I want to be more than a glorified dinner bell. Lostness remained aglimmer in his eyes. What in StarClan's name was a dinner bell? Some other- other Twoleg contraption, he was sure of it ... but what was the point of him knowing, really? If... if it was something that could describe a cat, it probably wasn't something that could bring harm to SkyClan. Probably ...
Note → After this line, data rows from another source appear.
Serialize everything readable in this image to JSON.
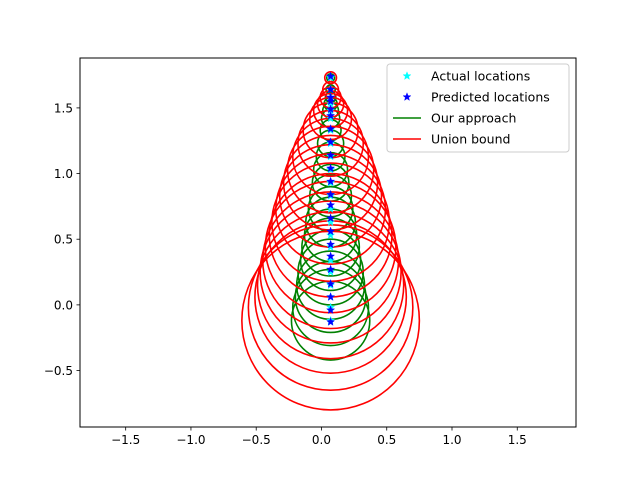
{
  "chart_data": {
    "type": "scatter",
    "title": "",
    "xlabel": "",
    "ylabel": "",
    "xlim": [
      -1.85,
      1.95
    ],
    "ylim": [
      -0.93,
      1.88
    ],
    "x_ticks": [
      -1.5,
      -1.0,
      -0.5,
      0.0,
      0.5,
      1.0,
      1.5
    ],
    "x_tick_labels": [
      "−1.5",
      "−1.0",
      "−0.5",
      "0.0",
      "0.5",
      "1.0",
      "1.5"
    ],
    "y_ticks": [
      -0.5,
      0.0,
      0.5,
      1.0,
      1.5
    ],
    "y_tick_labels": [
      "−0.5",
      "0.0",
      "0.5",
      "1.0",
      "1.5"
    ],
    "grid": false,
    "legend_position": "upper right",
    "series": [
      {
        "name": "Actual locations",
        "kind": "marker",
        "marker": "star",
        "color": "#00ffff",
        "x": [
          0.07,
          0.07,
          0.07,
          0.07,
          0.07,
          0.07,
          0.07,
          0.07,
          0.07,
          0.07,
          0.07,
          0.07,
          0.07,
          0.07,
          0.07,
          0.07,
          0.07,
          0.07,
          0.07,
          0.07,
          0.07,
          0.07
        ],
        "y": [
          -0.12,
          -0.02,
          0.06,
          0.15,
          0.25,
          0.34,
          0.44,
          0.53,
          0.63,
          0.73,
          0.83,
          0.93,
          1.03,
          1.13,
          1.23,
          1.33,
          1.42,
          1.48,
          1.53,
          1.58,
          1.64,
          1.73
        ]
      },
      {
        "name": "Predicted locations",
        "kind": "marker",
        "marker": "star",
        "color": "#0000ff",
        "x": [
          0.07,
          0.07,
          0.07,
          0.07,
          0.07,
          0.07,
          0.07,
          0.07,
          0.07,
          0.07,
          0.07,
          0.07,
          0.07,
          0.07,
          0.07,
          0.07,
          0.07,
          0.07,
          0.07,
          0.07,
          0.07,
          0.07
        ],
        "y": [
          -0.13,
          -0.04,
          0.06,
          0.16,
          0.27,
          0.37,
          0.46,
          0.56,
          0.66,
          0.76,
          0.84,
          0.94,
          1.04,
          1.14,
          1.24,
          1.34,
          1.44,
          1.49,
          1.55,
          1.58,
          1.64,
          1.74
        ]
      },
      {
        "name": "Our approach",
        "kind": "circles",
        "color": "#008000",
        "circles": [
          {
            "cx": 0.07,
            "cy": -0.12,
            "r": 0.3
          },
          {
            "cx": 0.07,
            "cy": -0.02,
            "r": 0.29
          },
          {
            "cx": 0.07,
            "cy": 0.06,
            "r": 0.27
          },
          {
            "cx": 0.07,
            "cy": 0.15,
            "r": 0.26
          },
          {
            "cx": 0.07,
            "cy": 0.25,
            "r": 0.25
          },
          {
            "cx": 0.07,
            "cy": 0.34,
            "r": 0.23
          },
          {
            "cx": 0.07,
            "cy": 0.44,
            "r": 0.22
          },
          {
            "cx": 0.07,
            "cy": 0.53,
            "r": 0.2
          },
          {
            "cx": 0.07,
            "cy": 0.63,
            "r": 0.19
          },
          {
            "cx": 0.07,
            "cy": 0.73,
            "r": 0.17
          },
          {
            "cx": 0.07,
            "cy": 0.83,
            "r": 0.16
          },
          {
            "cx": 0.07,
            "cy": 0.93,
            "r": 0.14
          },
          {
            "cx": 0.07,
            "cy": 1.03,
            "r": 0.13
          },
          {
            "cx": 0.07,
            "cy": 1.13,
            "r": 0.11
          },
          {
            "cx": 0.07,
            "cy": 1.23,
            "r": 0.1
          },
          {
            "cx": 0.07,
            "cy": 1.33,
            "r": 0.08
          },
          {
            "cx": 0.07,
            "cy": 1.42,
            "r": 0.07
          },
          {
            "cx": 0.07,
            "cy": 1.48,
            "r": 0.06
          },
          {
            "cx": 0.07,
            "cy": 1.53,
            "r": 0.05
          },
          {
            "cx": 0.07,
            "cy": 1.58,
            "r": 0.04
          },
          {
            "cx": 0.07,
            "cy": 1.64,
            "r": 0.035
          },
          {
            "cx": 0.07,
            "cy": 1.73,
            "r": 0.03
          }
        ]
      },
      {
        "name": "Union bound",
        "kind": "circles",
        "color": "#ff0000",
        "circles": [
          {
            "cx": 0.07,
            "cy": -0.12,
            "r": 0.68
          },
          {
            "cx": 0.07,
            "cy": -0.02,
            "r": 0.63
          },
          {
            "cx": 0.07,
            "cy": 0.06,
            "r": 0.58
          },
          {
            "cx": 0.07,
            "cy": 0.15,
            "r": 0.56
          },
          {
            "cx": 0.07,
            "cy": 0.25,
            "r": 0.54
          },
          {
            "cx": 0.07,
            "cy": 0.34,
            "r": 0.52
          },
          {
            "cx": 0.07,
            "cy": 0.44,
            "r": 0.5
          },
          {
            "cx": 0.07,
            "cy": 0.53,
            "r": 0.47
          },
          {
            "cx": 0.07,
            "cy": 0.63,
            "r": 0.45
          },
          {
            "cx": 0.07,
            "cy": 0.73,
            "r": 0.42
          },
          {
            "cx": 0.07,
            "cy": 0.83,
            "r": 0.39
          },
          {
            "cx": 0.07,
            "cy": 0.93,
            "r": 0.36
          },
          {
            "cx": 0.07,
            "cy": 1.03,
            "r": 0.33
          },
          {
            "cx": 0.07,
            "cy": 1.13,
            "r": 0.29
          },
          {
            "cx": 0.07,
            "cy": 1.23,
            "r": 0.25
          },
          {
            "cx": 0.07,
            "cy": 1.33,
            "r": 0.21
          },
          {
            "cx": 0.07,
            "cy": 1.42,
            "r": 0.16
          },
          {
            "cx": 0.07,
            "cy": 1.48,
            "r": 0.13
          },
          {
            "cx": 0.07,
            "cy": 1.53,
            "r": 0.1
          },
          {
            "cx": 0.07,
            "cy": 1.58,
            "r": 0.08
          },
          {
            "cx": 0.07,
            "cy": 1.64,
            "r": 0.06
          },
          {
            "cx": 0.07,
            "cy": 1.73,
            "r": 0.045
          }
        ]
      }
    ]
  }
}
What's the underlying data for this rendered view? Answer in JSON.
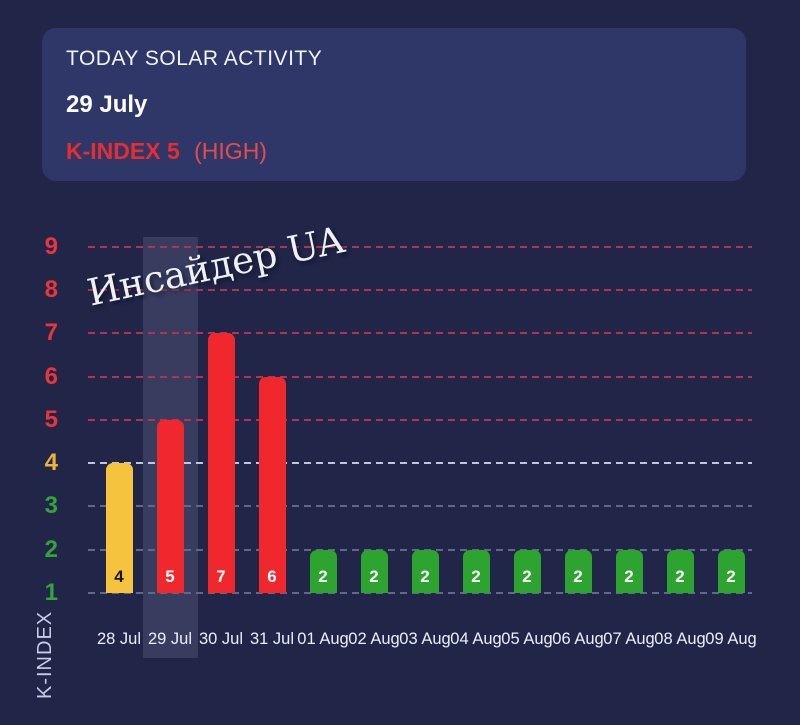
{
  "header": {
    "title": "TODAY SOLAR ACTIVITY",
    "date": "29 July",
    "kindex_value_label": "K-INDEX 5",
    "kindex_status_label": "(HIGH)"
  },
  "watermark": "Инсайдер UA",
  "colors": {
    "background": "#212649",
    "card_background": "#2f3668",
    "title_text": "#f2f3f8",
    "kindex_text": "#e62e31",
    "kindex_status_text": "#e44d4e",
    "highlight_band": "rgba(197,206,238,0.14)",
    "xlabel_text": "#eceef6",
    "ylabel_text": "#c9cce6",
    "watermark_text": "#eef0f4",
    "bar_red": "#f0282e",
    "bar_yellow": "#f6c33f",
    "bar_green": "#2ca42f"
  },
  "chart_data": {
    "type": "bar",
    "title": "",
    "xlabel": "",
    "ylabel": "K-INDEX",
    "ylim": [
      1,
      9
    ],
    "grid": true,
    "grid_style": "dashed",
    "legend": false,
    "categories": [
      "28 Jul",
      "29 Jul",
      "30 Jul",
      "31 Jul",
      "01 Aug",
      "02 Aug",
      "03 Aug",
      "04 Aug",
      "05 Aug",
      "06 Aug",
      "07 Aug",
      "08 Aug",
      "09 Aug"
    ],
    "values": [
      4,
      5,
      7,
      6,
      2,
      2,
      2,
      2,
      2,
      2,
      2,
      2,
      2
    ],
    "bar_colors": [
      "#f6c33f",
      "#f0282e",
      "#f0282e",
      "#f0282e",
      "#2ca42f",
      "#2ca42f",
      "#2ca42f",
      "#2ca42f",
      "#2ca42f",
      "#2ca42f",
      "#2ca42f",
      "#2ca42f",
      "#2ca42f"
    ],
    "value_label_colors": [
      "#151515",
      "#ffffff",
      "#ffffff",
      "#ffffff",
      "#ffffff",
      "#ffffff",
      "#ffffff",
      "#ffffff",
      "#ffffff",
      "#ffffff",
      "#ffffff",
      "#ffffff",
      "#ffffff"
    ],
    "yticks": [
      1,
      2,
      3,
      4,
      5,
      6,
      7,
      8,
      9
    ],
    "ytick_colors": [
      "#33a43a",
      "#33a43a",
      "#33a43a",
      "#edb23c",
      "#e8363c",
      "#e8363c",
      "#e8363c",
      "#e8363c",
      "#e8363c"
    ],
    "grid_colors": [
      "#61688c",
      "#61688c",
      "#61688c",
      "#c3c6d4",
      "#b13551",
      "#b13551",
      "#b13551",
      "#b13551",
      "#b13551"
    ],
    "highlighted_category": "29 Jul",
    "highlighted_index": 1
  }
}
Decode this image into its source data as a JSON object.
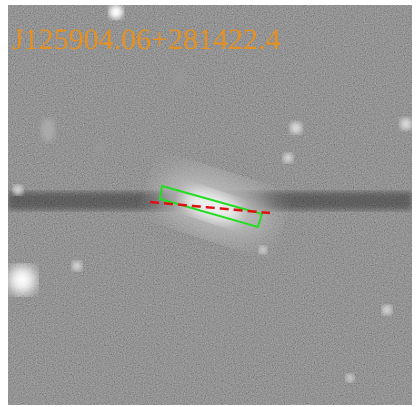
{
  "image": {
    "label": "J125904.06+281422.4"
  }
}
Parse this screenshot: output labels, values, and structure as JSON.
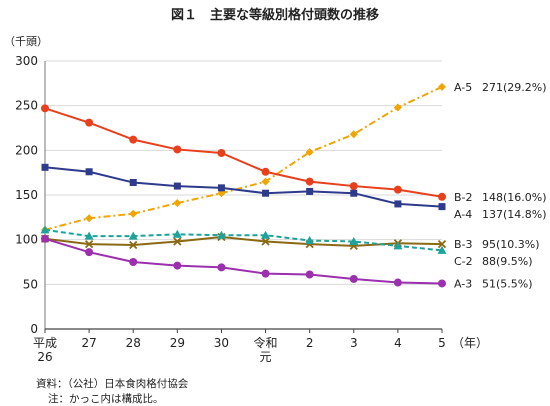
{
  "chart_data": {
    "type": "line",
    "title": "図１　主要な等級別格付頭数の推移",
    "ylabel": "（千頭）",
    "xunit": "（年）",
    "ylim": [
      0,
      300
    ],
    "yticks": [
      0,
      50,
      100,
      150,
      200,
      250,
      300
    ],
    "categories": [
      "平成\n26",
      "27",
      "28",
      "29",
      "30",
      "令和\n元",
      "2",
      "3",
      "4",
      "5"
    ],
    "grid": "horizontal",
    "legend_placement": "right, at line ends",
    "series": [
      {
        "name": "A-5",
        "end_label": "271(29.2%)",
        "color": "#F0A500",
        "dash": "dashdot",
        "marker": "diamond",
        "values": [
          111,
          124,
          129,
          141,
          152,
          165,
          198,
          218,
          248,
          271
        ]
      },
      {
        "name": "B-2",
        "end_label": "148(16.0%)",
        "color": "#E8401C",
        "dash": "solid",
        "marker": "circle",
        "values": [
          247,
          231,
          212,
          201,
          197,
          176,
          165,
          160,
          156,
          148
        ]
      },
      {
        "name": "A-4",
        "end_label": "137(14.8%)",
        "color": "#2E3A8C",
        "dash": "solid",
        "marker": "square",
        "values": [
          181,
          176,
          164,
          160,
          158,
          152,
          154,
          152,
          140,
          137
        ]
      },
      {
        "name": "B-3",
        "end_label": "95(10.3%)",
        "color": "#8B6914",
        "dash": "solid",
        "marker": "cross",
        "values": [
          101,
          95,
          94,
          98,
          103,
          98,
          95,
          93,
          96,
          95
        ]
      },
      {
        "name": "C-2",
        "end_label": "88(9.5%)",
        "color": "#1BA39C",
        "dash": "dashed",
        "marker": "triangle",
        "values": [
          111,
          104,
          104,
          106,
          105,
          105,
          99,
          98,
          93,
          88
        ]
      },
      {
        "name": "A-3",
        "end_label": "51(5.5%)",
        "color": "#9B2FAE",
        "dash": "solid",
        "marker": "circle",
        "values": [
          101,
          86,
          75,
          71,
          69,
          62,
          61,
          56,
          52,
          51
        ]
      }
    ]
  },
  "notes": {
    "source": "資料：（公社）日本食肉格付協会",
    "caption": "注：かっこ内は構成比。"
  }
}
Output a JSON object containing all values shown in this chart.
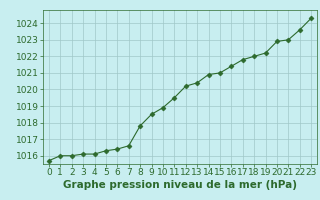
{
  "x": [
    0,
    1,
    2,
    3,
    4,
    5,
    6,
    7,
    8,
    9,
    10,
    11,
    12,
    13,
    14,
    15,
    16,
    17,
    18,
    19,
    20,
    21,
    22,
    23
  ],
  "y": [
    1015.7,
    1016.0,
    1016.0,
    1016.1,
    1016.1,
    1016.3,
    1016.4,
    1016.6,
    1017.8,
    1018.5,
    1018.9,
    1019.5,
    1020.2,
    1020.4,
    1020.9,
    1021.0,
    1021.4,
    1021.8,
    1022.0,
    1022.2,
    1022.9,
    1023.0,
    1023.6,
    1024.3
  ],
  "ylim": [
    1015.5,
    1024.8
  ],
  "xlim": [
    -0.5,
    23.5
  ],
  "yticks": [
    1016,
    1017,
    1018,
    1019,
    1020,
    1021,
    1022,
    1023,
    1024
  ],
  "xticks": [
    0,
    1,
    2,
    3,
    4,
    5,
    6,
    7,
    8,
    9,
    10,
    11,
    12,
    13,
    14,
    15,
    16,
    17,
    18,
    19,
    20,
    21,
    22,
    23
  ],
  "xlabel": "Graphe pression niveau de la mer (hPa)",
  "line_color": "#2d6a2d",
  "marker": "D",
  "marker_size": 2.5,
  "background_color": "#c8eef0",
  "grid_color": "#a0c8c8",
  "tick_color": "#2d6a2d",
  "xlabel_color": "#2d6a2d",
  "xlabel_fontsize": 7.5,
  "tick_fontsize": 6.5,
  "linewidth": 0.8
}
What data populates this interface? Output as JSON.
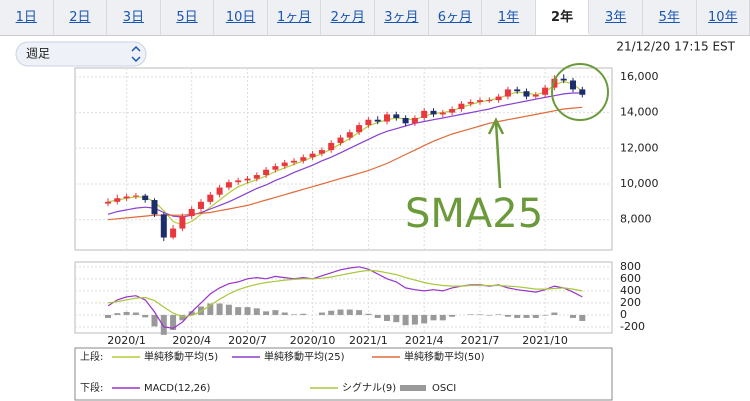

His gaze flickered narrower again. In on this. "We're- we're not just a fun hobby to do in your free time, you know. Clan life is hard, and you'll- you'll have to learn about it before you can truly be called a Skyclanner." Hopefully that was promptly-enough explained ... if this kittypet didn't take it seriously enough, she'd be cast out never to return. A twitch jerked his tail to one side- and something he hadn't asked snagged and pulled on his memory. "And ... knowing your name m-mm-might be nice."
penned by pin ✧
 
The jittery cat in front of her narrowed his eyes and the yellow almost disappeared into the brown of his fur. Butcher felt some of their shared levity - her surprise at Skyclan being real, his astonishment that Skyclan could possibly be a myth - wilt, then shuffle away, like a waiter walking in to see their table bickering. It was a smidge awkward, being chastised, and her ears tucked back with embarrassment for a moment. Wow, she was acting like someone ten moons younger than she actually is, wasn't she? She wanted to say that this wasn't a fun hobby, but, well, what did she know? She hadn't even believed Skyclan was a real thing until a few moments ago. Whatever image she had in her mind needed a reality check, stat.

"Yeah, for sure, I can work on that. I can do that," she said with a nod, eyes casting aside with a healthy amount of contemplation. Even if Skyclan life was hard, it had to be more interesting than anything else she had going on as a mascot slash dinner bell. That had to make any hardship worth it. Her ears perked up, yanking the red and white feline from her thoughts, when the stranger spoke again. This she could answer. "I'm Butcher, like the shop. Y'know, Butchers & Meat - it's all you need."
 
don't raise your voice . improve your argument .

︶꒦꒷♡꒷꒦︶

He narrowly avoided a snort at Butcher’s comment, instead a visible twitch of his brow made itself known, subtle against the sea of obsidian. Suppose that ain’t the worst thing I’ve heard these days. He thought briefly, molten hues narrowin’ in contemplation. Another joiner, eh? He figured he shouldn’t be surprised after the amount of ‘em that’s come seekin’ somethin’ than their mundane lives while given the run-down of what it meant to be a SkyClanner and carryin’ on about their days.

Some pessimistic side of himself wondered what that’d do durin’ the winter months, barely gettin’ by with prey and no doubt leavin’ questions whether ThunderClan would have the gall to steal again with the argument that they had more to feed.

A guttural rumble escaped a scarred maw, peerin’ down a scared nose at the molly with peculiar hues, brows fallin’ flat. “Doubt the lot of ‘em are gonna be familiar with that kiddo, but not the oddest thing that’s come out of someone’s mouth, I’d reckon.” He voiced, glancin’ at Twitchbolt. “Names Duskpool, but Orangestar will get the final say before lettin’ ya join under the pretense that ya shadow one of these here warriors first.” He grunted, deadpan timbre fallin’ silent and lettin’ Twitchbolt carry on the explanation, wooly plumage sweepin’ languidly across the ground.